Pic: Business for Social Responsibility

Pic: Business for Social Responsibility

 Members of BSR’s Clean Cargo Working Group (CCWG) have agreed on a climate action statement and call to action for the container shipping sector and its value chain to support private-sector contributions for the global goals on climate change. 

Today, CCWG includes ocean container shipping lines representing about 85 percent of global volume and more than a dozen key cargo owners.
The CCWG member statement reflects an aspiration for container shipping to play its role in limiting global temperature increase to well below 2˚C, acknowledges its part as a low-carbon freight solution and partner in emissions reductions, and calls on other global freight transport stakeholders for ambitious action on emissions reductions.
“This represents real leadership by the ocean container shipping sector to define a role for shipping and its partners in the transition to a low-carbon economy,” said Angie Farrag-Thibault, Director of BSR's Transport and Logistics practice and the Clean Cargo Working Group. "The agreed member statement is part of a process to raise awareness of the challenge ahead and invite collaborative action to mitigate freight transport emissions through the value chain.”

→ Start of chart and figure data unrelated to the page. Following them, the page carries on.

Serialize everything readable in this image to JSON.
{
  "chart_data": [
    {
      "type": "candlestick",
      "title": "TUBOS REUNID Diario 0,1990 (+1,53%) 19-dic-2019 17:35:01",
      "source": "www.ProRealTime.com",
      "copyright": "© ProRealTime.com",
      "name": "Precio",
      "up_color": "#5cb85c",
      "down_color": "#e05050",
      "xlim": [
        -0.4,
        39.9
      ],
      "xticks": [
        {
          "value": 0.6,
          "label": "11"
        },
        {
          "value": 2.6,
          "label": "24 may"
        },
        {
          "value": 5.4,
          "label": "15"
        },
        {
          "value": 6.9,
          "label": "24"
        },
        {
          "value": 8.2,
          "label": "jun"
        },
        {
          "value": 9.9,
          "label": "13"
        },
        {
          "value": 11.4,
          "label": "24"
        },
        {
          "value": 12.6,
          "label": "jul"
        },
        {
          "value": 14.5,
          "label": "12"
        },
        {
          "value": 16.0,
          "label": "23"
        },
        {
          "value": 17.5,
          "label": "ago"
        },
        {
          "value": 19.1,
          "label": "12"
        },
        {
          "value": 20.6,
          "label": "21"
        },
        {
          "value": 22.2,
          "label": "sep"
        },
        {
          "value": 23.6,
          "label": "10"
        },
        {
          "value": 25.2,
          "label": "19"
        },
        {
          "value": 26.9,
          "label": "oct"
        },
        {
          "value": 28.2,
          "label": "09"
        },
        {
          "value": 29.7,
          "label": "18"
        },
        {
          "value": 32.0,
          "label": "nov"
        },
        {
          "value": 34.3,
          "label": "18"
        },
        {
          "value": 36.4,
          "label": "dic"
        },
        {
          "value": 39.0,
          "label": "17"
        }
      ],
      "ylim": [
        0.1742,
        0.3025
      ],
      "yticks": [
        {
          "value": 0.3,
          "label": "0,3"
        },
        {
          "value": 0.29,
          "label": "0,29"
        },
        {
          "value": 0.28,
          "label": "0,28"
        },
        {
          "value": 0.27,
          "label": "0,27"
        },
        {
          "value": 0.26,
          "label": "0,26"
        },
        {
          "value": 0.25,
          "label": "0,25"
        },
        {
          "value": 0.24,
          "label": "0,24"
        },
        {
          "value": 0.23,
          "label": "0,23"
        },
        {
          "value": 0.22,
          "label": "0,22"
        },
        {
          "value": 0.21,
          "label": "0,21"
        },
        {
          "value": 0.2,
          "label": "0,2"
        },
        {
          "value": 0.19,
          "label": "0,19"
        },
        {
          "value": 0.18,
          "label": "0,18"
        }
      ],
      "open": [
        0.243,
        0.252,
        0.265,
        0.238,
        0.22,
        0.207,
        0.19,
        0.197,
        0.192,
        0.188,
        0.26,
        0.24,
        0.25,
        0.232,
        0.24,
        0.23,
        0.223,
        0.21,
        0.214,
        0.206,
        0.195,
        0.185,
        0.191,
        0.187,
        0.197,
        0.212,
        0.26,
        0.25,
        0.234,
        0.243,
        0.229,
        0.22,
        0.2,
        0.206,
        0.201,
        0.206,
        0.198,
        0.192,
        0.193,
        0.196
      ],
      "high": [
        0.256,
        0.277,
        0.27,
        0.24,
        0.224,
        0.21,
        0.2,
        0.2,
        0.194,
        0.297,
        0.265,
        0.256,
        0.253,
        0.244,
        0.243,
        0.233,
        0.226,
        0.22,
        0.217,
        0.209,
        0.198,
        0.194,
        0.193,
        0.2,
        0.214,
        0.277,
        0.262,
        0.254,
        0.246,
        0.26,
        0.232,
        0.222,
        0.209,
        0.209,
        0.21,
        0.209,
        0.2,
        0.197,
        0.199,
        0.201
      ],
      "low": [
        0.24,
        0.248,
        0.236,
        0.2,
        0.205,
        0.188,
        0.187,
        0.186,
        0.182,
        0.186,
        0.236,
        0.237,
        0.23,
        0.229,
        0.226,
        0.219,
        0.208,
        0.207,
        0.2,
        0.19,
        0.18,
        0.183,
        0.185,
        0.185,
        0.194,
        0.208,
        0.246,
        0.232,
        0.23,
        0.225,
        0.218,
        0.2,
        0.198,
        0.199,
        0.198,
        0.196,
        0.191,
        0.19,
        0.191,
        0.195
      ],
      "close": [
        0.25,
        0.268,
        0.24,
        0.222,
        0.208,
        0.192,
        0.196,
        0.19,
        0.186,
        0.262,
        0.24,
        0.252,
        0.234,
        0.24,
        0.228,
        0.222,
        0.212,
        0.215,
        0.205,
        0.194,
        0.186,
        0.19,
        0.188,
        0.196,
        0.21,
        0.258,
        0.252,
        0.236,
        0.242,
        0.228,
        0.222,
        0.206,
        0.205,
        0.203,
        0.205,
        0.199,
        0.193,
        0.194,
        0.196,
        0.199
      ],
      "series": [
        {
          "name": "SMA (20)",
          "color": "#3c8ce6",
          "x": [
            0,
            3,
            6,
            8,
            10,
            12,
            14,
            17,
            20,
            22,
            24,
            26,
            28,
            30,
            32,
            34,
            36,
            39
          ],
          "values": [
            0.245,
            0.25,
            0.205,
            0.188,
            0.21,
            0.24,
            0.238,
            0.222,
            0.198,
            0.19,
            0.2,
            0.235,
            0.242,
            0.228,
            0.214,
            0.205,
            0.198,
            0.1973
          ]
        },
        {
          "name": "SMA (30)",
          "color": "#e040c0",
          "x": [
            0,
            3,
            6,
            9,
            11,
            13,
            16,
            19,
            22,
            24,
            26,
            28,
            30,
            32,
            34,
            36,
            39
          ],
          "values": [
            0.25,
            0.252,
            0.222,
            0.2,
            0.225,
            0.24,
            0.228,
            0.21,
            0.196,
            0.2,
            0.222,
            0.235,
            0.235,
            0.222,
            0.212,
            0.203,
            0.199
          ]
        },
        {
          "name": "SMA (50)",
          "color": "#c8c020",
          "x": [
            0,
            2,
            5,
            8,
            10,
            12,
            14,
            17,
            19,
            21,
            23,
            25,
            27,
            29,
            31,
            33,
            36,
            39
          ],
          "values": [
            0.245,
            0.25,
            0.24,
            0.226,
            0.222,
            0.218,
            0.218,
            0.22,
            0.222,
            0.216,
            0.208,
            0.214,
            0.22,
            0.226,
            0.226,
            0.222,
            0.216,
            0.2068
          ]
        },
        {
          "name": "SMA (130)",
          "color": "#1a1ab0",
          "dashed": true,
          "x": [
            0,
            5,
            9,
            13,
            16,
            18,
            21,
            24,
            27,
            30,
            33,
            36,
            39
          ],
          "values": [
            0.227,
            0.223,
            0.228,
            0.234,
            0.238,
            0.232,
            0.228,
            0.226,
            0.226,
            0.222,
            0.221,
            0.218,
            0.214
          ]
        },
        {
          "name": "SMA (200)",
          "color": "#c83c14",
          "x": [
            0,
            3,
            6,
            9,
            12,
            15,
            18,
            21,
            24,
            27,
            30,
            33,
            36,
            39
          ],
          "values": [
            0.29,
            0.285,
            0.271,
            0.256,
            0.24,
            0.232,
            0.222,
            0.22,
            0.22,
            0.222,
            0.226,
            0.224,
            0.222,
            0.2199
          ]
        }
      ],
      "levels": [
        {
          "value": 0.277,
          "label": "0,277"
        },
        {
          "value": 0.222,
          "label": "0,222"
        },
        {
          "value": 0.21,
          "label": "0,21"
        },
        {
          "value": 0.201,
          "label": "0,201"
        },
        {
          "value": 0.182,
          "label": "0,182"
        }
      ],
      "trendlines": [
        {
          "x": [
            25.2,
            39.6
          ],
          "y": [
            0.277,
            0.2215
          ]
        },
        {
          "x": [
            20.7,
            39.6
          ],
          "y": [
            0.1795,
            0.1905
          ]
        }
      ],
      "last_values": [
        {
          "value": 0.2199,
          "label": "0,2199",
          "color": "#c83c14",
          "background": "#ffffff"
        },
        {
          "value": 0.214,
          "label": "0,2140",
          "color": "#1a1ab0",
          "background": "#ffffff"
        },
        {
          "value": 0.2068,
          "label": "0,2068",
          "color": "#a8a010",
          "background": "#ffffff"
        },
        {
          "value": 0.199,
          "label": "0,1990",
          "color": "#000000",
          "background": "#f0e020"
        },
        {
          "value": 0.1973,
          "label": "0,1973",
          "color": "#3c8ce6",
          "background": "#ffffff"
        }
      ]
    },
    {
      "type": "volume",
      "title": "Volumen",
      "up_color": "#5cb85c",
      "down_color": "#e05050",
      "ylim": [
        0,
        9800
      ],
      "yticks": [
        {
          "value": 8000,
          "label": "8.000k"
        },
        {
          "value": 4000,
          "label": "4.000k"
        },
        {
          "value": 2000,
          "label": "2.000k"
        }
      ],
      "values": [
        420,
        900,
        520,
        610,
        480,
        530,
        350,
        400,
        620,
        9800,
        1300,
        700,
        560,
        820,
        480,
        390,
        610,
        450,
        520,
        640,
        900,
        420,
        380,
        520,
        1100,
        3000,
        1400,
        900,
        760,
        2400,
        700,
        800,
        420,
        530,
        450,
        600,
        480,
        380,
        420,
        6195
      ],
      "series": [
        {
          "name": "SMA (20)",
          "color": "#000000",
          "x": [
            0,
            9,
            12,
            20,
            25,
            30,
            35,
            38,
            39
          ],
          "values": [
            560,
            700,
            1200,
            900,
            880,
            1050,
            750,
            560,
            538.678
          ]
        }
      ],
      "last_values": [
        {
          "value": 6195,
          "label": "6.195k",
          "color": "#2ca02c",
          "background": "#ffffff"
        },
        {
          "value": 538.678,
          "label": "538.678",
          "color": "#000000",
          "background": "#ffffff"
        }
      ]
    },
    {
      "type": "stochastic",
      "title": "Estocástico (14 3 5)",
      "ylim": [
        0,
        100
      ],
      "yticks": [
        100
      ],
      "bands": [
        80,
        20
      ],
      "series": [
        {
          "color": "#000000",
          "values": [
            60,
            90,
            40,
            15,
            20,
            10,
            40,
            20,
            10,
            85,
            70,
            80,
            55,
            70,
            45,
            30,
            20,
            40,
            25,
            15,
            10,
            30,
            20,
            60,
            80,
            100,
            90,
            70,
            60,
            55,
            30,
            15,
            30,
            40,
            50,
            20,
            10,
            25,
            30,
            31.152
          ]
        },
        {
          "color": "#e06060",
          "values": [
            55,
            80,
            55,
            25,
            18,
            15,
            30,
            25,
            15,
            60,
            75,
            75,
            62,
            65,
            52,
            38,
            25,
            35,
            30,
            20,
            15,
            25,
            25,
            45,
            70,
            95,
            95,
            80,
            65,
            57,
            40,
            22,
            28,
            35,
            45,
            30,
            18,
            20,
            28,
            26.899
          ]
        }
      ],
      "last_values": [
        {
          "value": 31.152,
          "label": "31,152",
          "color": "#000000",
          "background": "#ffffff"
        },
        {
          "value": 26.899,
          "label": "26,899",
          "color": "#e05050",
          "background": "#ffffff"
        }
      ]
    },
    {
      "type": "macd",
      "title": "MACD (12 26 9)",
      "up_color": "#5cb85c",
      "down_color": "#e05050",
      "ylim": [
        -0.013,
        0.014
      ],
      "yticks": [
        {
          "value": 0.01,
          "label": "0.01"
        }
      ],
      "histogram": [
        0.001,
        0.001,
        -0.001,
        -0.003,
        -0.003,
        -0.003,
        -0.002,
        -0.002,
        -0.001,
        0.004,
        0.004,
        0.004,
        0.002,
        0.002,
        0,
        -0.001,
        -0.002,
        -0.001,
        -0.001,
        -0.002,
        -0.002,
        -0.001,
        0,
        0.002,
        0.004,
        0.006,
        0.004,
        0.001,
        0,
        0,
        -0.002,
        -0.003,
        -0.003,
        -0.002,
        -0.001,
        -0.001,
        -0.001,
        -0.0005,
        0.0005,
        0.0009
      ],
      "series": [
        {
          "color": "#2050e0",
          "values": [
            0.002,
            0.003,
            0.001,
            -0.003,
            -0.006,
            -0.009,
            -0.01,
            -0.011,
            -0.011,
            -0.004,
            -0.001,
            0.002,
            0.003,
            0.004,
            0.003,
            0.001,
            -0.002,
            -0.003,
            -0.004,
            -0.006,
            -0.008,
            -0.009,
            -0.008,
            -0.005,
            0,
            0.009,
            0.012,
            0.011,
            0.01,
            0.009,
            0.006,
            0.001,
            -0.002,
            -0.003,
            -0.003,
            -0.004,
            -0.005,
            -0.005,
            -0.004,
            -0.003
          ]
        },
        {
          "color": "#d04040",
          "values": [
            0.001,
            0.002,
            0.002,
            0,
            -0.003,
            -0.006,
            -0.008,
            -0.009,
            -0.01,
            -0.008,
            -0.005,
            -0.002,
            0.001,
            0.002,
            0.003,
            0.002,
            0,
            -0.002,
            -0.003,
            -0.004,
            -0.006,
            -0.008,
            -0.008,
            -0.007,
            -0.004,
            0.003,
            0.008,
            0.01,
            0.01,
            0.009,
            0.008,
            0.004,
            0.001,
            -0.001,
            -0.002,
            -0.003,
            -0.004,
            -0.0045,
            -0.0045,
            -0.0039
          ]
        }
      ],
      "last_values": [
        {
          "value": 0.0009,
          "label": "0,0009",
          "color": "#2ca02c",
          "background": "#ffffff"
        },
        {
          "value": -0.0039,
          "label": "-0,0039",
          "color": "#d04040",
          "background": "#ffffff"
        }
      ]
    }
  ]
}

Full Climate Action Statement and Call to Action, Agreed by Members of CCWG: “Climate change is one of the most pressing challenges of our time. Members of the Clean Cargo Working Group support the global climate goal, which affirms the importance of keeping a global temperature increase well below 2°C. Meeting this target will involve deep global greenhouse gas emissions reductions.
Ocean shipping is one of the lowest-emission forms of global freight movement, and the members of CCWG have already reduced emissions per TEU-km around 30 percent from 2011-2015. However, we recognize that further industrywide action is required to maintain progress in the transition to low-carbon global logistics supply chains.

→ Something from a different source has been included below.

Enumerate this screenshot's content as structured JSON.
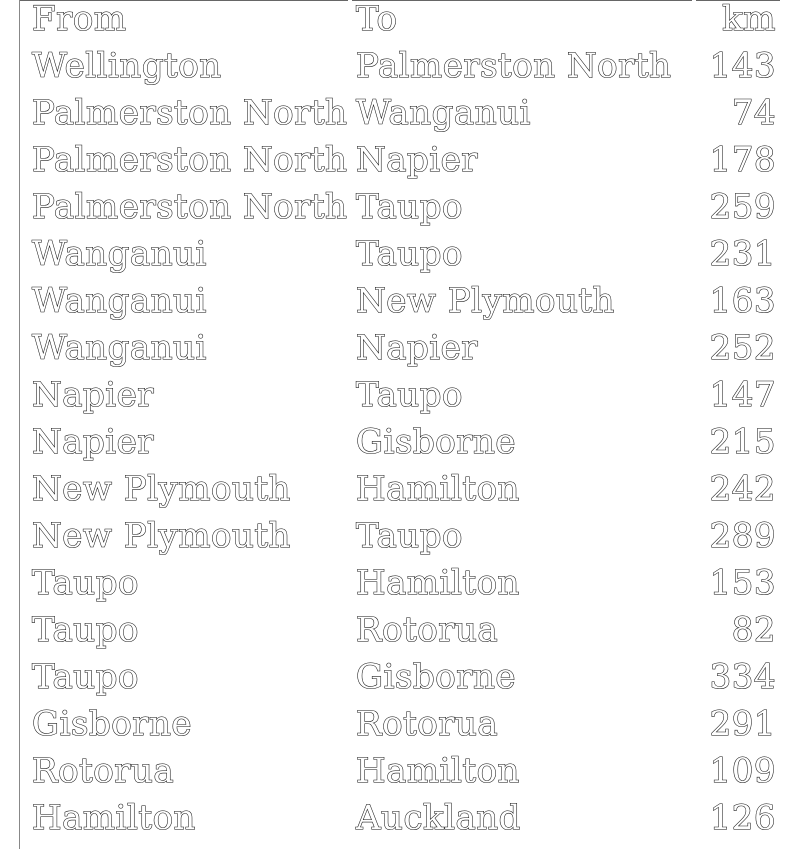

We are committed to doing our part, and we cannot do it alone. We need increased ambition, collaboration, and action by carriers, shippers, forwarders, energy and technology providers, and policymakers to enable low-carbon solutions.”
Last December, governments representing 196 countries and 98.7 percent of global climate-related emissions agreed to limit climate change to “well below” 2˚C. Nations have already submitted individual climate plans, but key business sectors, such as shipping, have not yet defined their role in reaching the global climate goal.
The International Transport Forum estimates that freight accounts for around 7 percent of global emissions. As of 2011, the International Maritime Organization (IMO) estimated ocean container shipping produced around 219,945,000 tons of climate-related emissions, equivalent to driving 46 million passenger vehicles for a year, and emissions growth was projected to significantly outpace other shipping segments. The CCWG statement was agreed by members as part of a process to tackle these emissions.
Global shipping stakeholders, such as the International Chamber of Shipping, have recently called for the IMO to set an industry target. BSR research with industry and experts finds that the scale of emissions reductions needed are significantly higher than the 50 percent per ton-kilometer that should be achieved well before 2050 using current technology.
The CCWG statement was agreed by members at their annual fall meeting in Philadelphia, Pennsylvania, last week. Work performed by BSR to research emissions reductions for the sector and come to agreement on the action statement with CCWG members was funded by the We Mean Business Coalition. Further details about progress on these activities will be published in the coming weeks.